Los Angeles, Feb 18 (IANS): Polish director Andrzej Zulawski, who spent most of his professional life in France after irking the Communist government at home, has died after a long battle with cancer. He was 75.
Zulawski died on Wednesday, reports variety.com.
Zulawski’s son Xawery, who himself is a film director, wrote on Facebook late Tuesday that his father was “terminally ill with cancer and undergoing intensive therapy in hospital in Poland”.

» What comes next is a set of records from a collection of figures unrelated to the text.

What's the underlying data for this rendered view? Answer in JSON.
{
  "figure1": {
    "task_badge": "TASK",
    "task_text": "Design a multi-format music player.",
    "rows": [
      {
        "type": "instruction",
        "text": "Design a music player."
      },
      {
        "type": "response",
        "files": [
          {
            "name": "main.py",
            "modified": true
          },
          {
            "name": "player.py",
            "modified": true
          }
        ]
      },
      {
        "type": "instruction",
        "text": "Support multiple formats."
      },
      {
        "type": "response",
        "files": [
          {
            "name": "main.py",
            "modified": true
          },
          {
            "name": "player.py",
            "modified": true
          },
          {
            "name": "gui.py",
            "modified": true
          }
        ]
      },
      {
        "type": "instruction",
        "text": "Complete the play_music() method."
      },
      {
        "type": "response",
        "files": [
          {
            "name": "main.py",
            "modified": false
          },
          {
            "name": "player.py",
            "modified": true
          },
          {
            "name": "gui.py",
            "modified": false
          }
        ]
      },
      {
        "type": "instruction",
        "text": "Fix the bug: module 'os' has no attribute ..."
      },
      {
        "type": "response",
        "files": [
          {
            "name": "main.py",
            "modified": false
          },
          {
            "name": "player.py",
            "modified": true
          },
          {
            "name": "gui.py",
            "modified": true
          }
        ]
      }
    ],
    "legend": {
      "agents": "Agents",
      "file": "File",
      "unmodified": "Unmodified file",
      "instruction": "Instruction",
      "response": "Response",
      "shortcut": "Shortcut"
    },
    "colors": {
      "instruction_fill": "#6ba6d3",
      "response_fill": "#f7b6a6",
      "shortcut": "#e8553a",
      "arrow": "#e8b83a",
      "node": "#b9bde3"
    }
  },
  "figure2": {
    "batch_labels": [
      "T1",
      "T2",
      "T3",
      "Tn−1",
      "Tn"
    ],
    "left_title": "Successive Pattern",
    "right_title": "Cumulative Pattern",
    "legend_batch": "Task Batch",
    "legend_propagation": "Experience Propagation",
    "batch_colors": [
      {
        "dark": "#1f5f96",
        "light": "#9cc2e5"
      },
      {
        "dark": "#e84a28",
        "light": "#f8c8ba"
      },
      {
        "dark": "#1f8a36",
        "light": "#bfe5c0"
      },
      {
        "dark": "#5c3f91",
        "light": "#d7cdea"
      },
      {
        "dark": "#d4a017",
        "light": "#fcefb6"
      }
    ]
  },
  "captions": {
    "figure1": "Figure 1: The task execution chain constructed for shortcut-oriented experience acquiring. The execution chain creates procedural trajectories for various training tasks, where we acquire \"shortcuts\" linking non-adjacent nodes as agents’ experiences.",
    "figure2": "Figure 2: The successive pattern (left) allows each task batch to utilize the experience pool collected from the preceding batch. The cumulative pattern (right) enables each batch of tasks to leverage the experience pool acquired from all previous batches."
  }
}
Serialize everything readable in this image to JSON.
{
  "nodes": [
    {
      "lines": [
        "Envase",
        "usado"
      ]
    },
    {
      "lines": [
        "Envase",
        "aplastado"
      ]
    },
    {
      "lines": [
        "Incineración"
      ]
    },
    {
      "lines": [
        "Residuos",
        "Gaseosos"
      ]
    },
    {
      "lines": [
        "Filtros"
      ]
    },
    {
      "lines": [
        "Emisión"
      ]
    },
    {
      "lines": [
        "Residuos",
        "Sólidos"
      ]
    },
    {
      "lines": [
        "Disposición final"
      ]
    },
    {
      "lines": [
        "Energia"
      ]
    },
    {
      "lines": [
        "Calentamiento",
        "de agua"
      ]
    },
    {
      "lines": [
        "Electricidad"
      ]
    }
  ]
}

Zulawski last directed the film “Cosmos”, which starred Sabine Azema and won the best director award at the Locarno Film Festival in 2015.
The cult director was known for erotically charged psycho-sexual provocative films like “Possession”, and “La femme publique”. Other films in his career included “L’important c’est d’aimer” and “Fidelity”.
Zulawski was born in Lvov, Ukraine, but moved with his father to Czechoslovakia and later to Poland. He studied cinema in France in the late 1950s. In the 1960s, he served as an assistant to Polish film director Andrzej Wajda.
He made his feature directorial debut in 1971 with “The Third Part of the Night”, an adaptation of his father’s novel.
In addition to son Xawery, he is survived by a son, Vincent, that he had with actress Marceau in 1995.